Unlike the standing committees, the selected committees are temporary and it's dissolved, once the selected purpose is over. Usually selected committees are made to investigate or research matters related to a present circumstance or an incident. All the committees are chaired by the speaker or the deputy speaker or a person appointed by the speaker. The Majlis decides the number of members to assign to each committee.

== Majlis Secretariat ==
The secretariat of the Majlis was established in 1971. Since then it has been the responsibility of the Secretariat to oversee and facilitate the smooth running of the Majlis. Secretariat supports the Majlis with legislative works, manages the administrative affairs and provides technical support to the members of the Majlis. A secretary general is appointed to run the Majlis secretariat. The general supervises the Majlis secretariat.

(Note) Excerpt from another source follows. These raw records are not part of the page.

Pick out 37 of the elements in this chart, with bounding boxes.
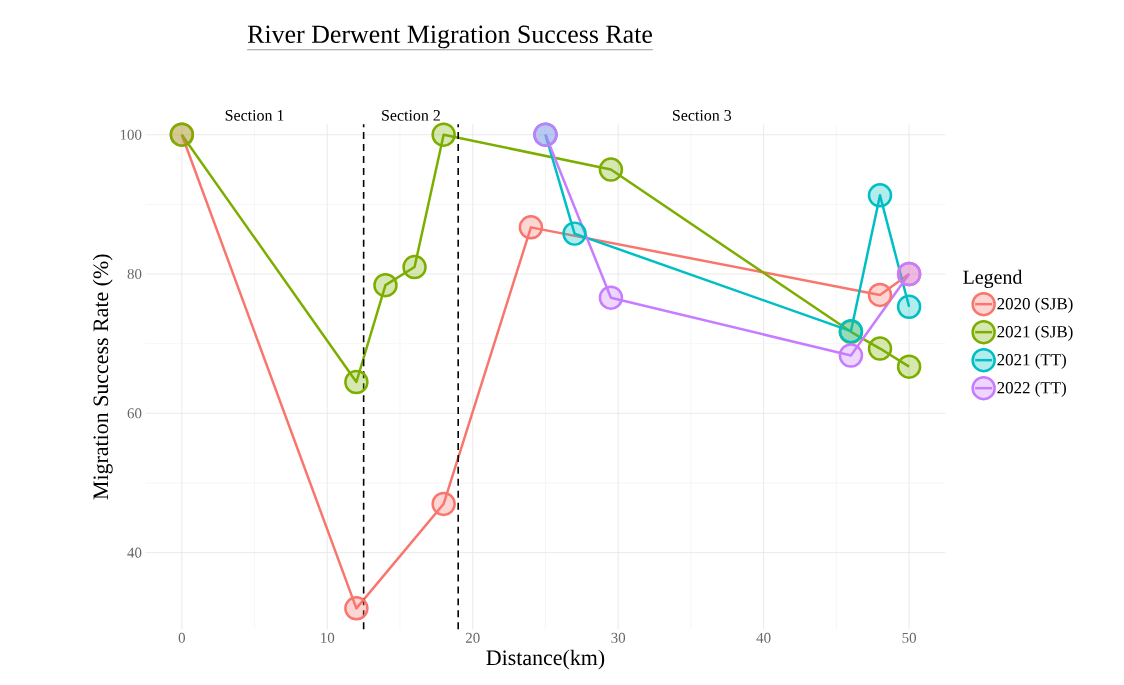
point	[867, 336, 893, 361]
legend-label: 2022 (TT)	[997, 381, 1066, 397]
x-tick-label: 10	[321, 632, 335, 643]
point	[598, 157, 624, 182]
x-tick-label: 0	[178, 632, 185, 643]
text: Section 2	[382, 110, 440, 121]
text: Section 1	[225, 110, 284, 121]
y-tick-label: 40	[127, 547, 142, 558]
point	[402, 254, 427, 280]
legend-label: 2020 (SJB)	[997, 297, 1073, 313]
point	[838, 343, 864, 368]
text: Section 3	[673, 110, 732, 121]
point	[344, 596, 369, 621]
x-tick-label: 30	[611, 632, 626, 643]
legend-label: 2021 (TT)	[997, 353, 1066, 369]
point	[431, 122, 456, 147]
point	[431, 491, 456, 517]
point	[896, 354, 922, 379]
y-tick-label: 80	[127, 268, 142, 280]
point	[562, 221, 587, 246]
legend-label: 2021 (SJB)	[997, 325, 1073, 341]
y-tick-label: 100	[120, 129, 142, 140]
point	[518, 215, 544, 240]
x-tick-label: 40	[756, 632, 771, 643]
point	[344, 369, 369, 395]
point	[867, 282, 893, 308]
point	[373, 272, 398, 298]
x-tick-label: 50	[902, 632, 916, 643]
x-axis-title: Distance(km)	[486, 649, 605, 670]
y-axis-title: Migration Success Rate (%)	[92, 254, 113, 500]
point	[896, 294, 922, 320]
point	[598, 285, 624, 310]
y-tick-label: 60	[127, 408, 142, 419]
x-tick-label: 20	[465, 632, 480, 643]
chart-title: River Derwent Migration Success Rate	[247, 25, 652, 49]
legend-title: Legend	[963, 269, 1023, 288]
point	[867, 183, 893, 208]
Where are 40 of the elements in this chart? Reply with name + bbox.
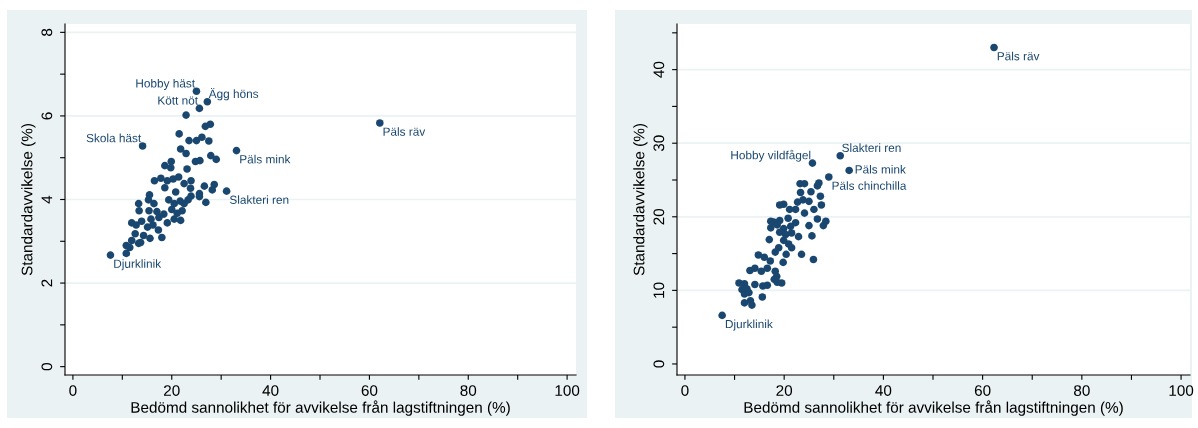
annotation: Päls räv — [997, 51, 1040, 61]
annotation: Slakteri ren — [842, 143, 901, 152]
annotation: Ägg höns — [208, 88, 259, 101]
annotation: Hobby vildfågel — [731, 149, 811, 162]
annotation: Kött nöt — [158, 96, 198, 105]
y-tick-label: 30 — [653, 135, 665, 152]
y-axis-title: Standardavvikelse (%) — [633, 124, 648, 276]
annotation: Päls räv — [383, 127, 426, 136]
annotation: Djurklinik — [725, 319, 773, 331]
x-tick-label: 100 — [555, 385, 580, 396]
y-tick-label: 20 — [653, 208, 665, 225]
annotation: Hobby häst — [136, 78, 195, 90]
annotation: Slakteri ren — [229, 195, 289, 204]
annotation: Päls chinchilla — [832, 181, 907, 190]
x-tick-label: 40 — [262, 385, 279, 396]
x-axis-title: Bedömd sannolikhet för avvikelse från lagstiftningen (%) — [744, 400, 1123, 416]
x-tick-label: 0 — [681, 385, 689, 396]
y-tick-label: 8 — [41, 28, 53, 36]
annotation: Päls mink — [240, 154, 291, 164]
x-tick-label: 20 — [776, 385, 793, 396]
annotation: Skola häst — [86, 133, 142, 143]
y-axis-title: Standardavvikelse (%) — [21, 124, 36, 276]
x-axis-title: Bedömd sannolikhet för avvikelse från lagstiftningen (%) — [131, 400, 510, 416]
x-tick-label: 80 — [460, 385, 477, 396]
x-tick-label: 60 — [974, 385, 991, 396]
x-tick-label: 0 — [69, 385, 77, 396]
x-tick-label: 40 — [875, 385, 892, 396]
x-tick-label: 100 — [1169, 385, 1194, 396]
x-tick-label: 60 — [361, 385, 378, 396]
y-tick-label: 10 — [653, 282, 665, 298]
y-tick-label: 40 — [653, 61, 665, 78]
y-tick-label: 6 — [41, 112, 53, 120]
y-tick-label: 4 — [41, 195, 53, 204]
x-tick-label: 20 — [164, 385, 180, 396]
x-tick-label: 80 — [1074, 385, 1090, 396]
y-tick-label: 2 — [41, 279, 53, 287]
y-tick-label: 0 — [653, 360, 665, 368]
annotation: Päls mink — [855, 164, 906, 174]
y-tick-label: 0 — [41, 362, 53, 371]
annotation: Djurklinik — [114, 259, 162, 271]
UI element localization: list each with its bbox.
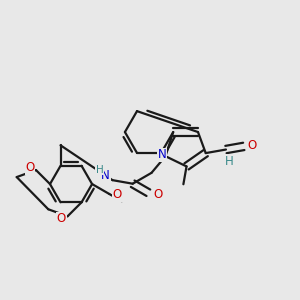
Text: O: O: [113, 188, 122, 201]
Text: O: O: [153, 188, 162, 201]
Text: O: O: [248, 139, 257, 152]
Text: N: N: [158, 148, 167, 161]
Text: N: N: [101, 169, 110, 182]
Text: O: O: [25, 161, 34, 174]
Text: H: H: [96, 165, 103, 175]
Text: O: O: [57, 212, 66, 225]
Text: H: H: [225, 155, 233, 168]
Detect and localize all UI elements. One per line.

== Legislative functions ==
Legislative proposals are introduced to the Majlis as bills. The government or the members present the bills to the Majlis floor. Once the bill is presented, the committee stage begins and the members debate on the provisions of the bill. Members may also propose amendments or propose to pass the bill during the debate. The members also have the right to send the bill to any of the related committee for further research and deliberation. If the bill is sent to the committees then there won't be any further debate or voting on the bill, until the committee presents its final findings about the bill.

Once the committee stage is over, members cast their votes to decide whether the bill will pass or not. If an amendment is proposed to the bill, the members votes for the amendment first. When the amendments are passed the members vote on to decide the fate of the bill. Once the bill is passed, it is sent to the president within seven days for presidential assent. The president should give his decree on the bill within thirty days or return it to the Majlis for further consideration or consideration of any amendments proposed by the president.

If the bill was not returned to the Majlis by the president or even if the president did not ratify the bill within the thirty-day period, the bill is deemed to become law. If the bill is sent back to the Majlis, the members can decide to pass the bill as it was before or they can consider the presidents observations.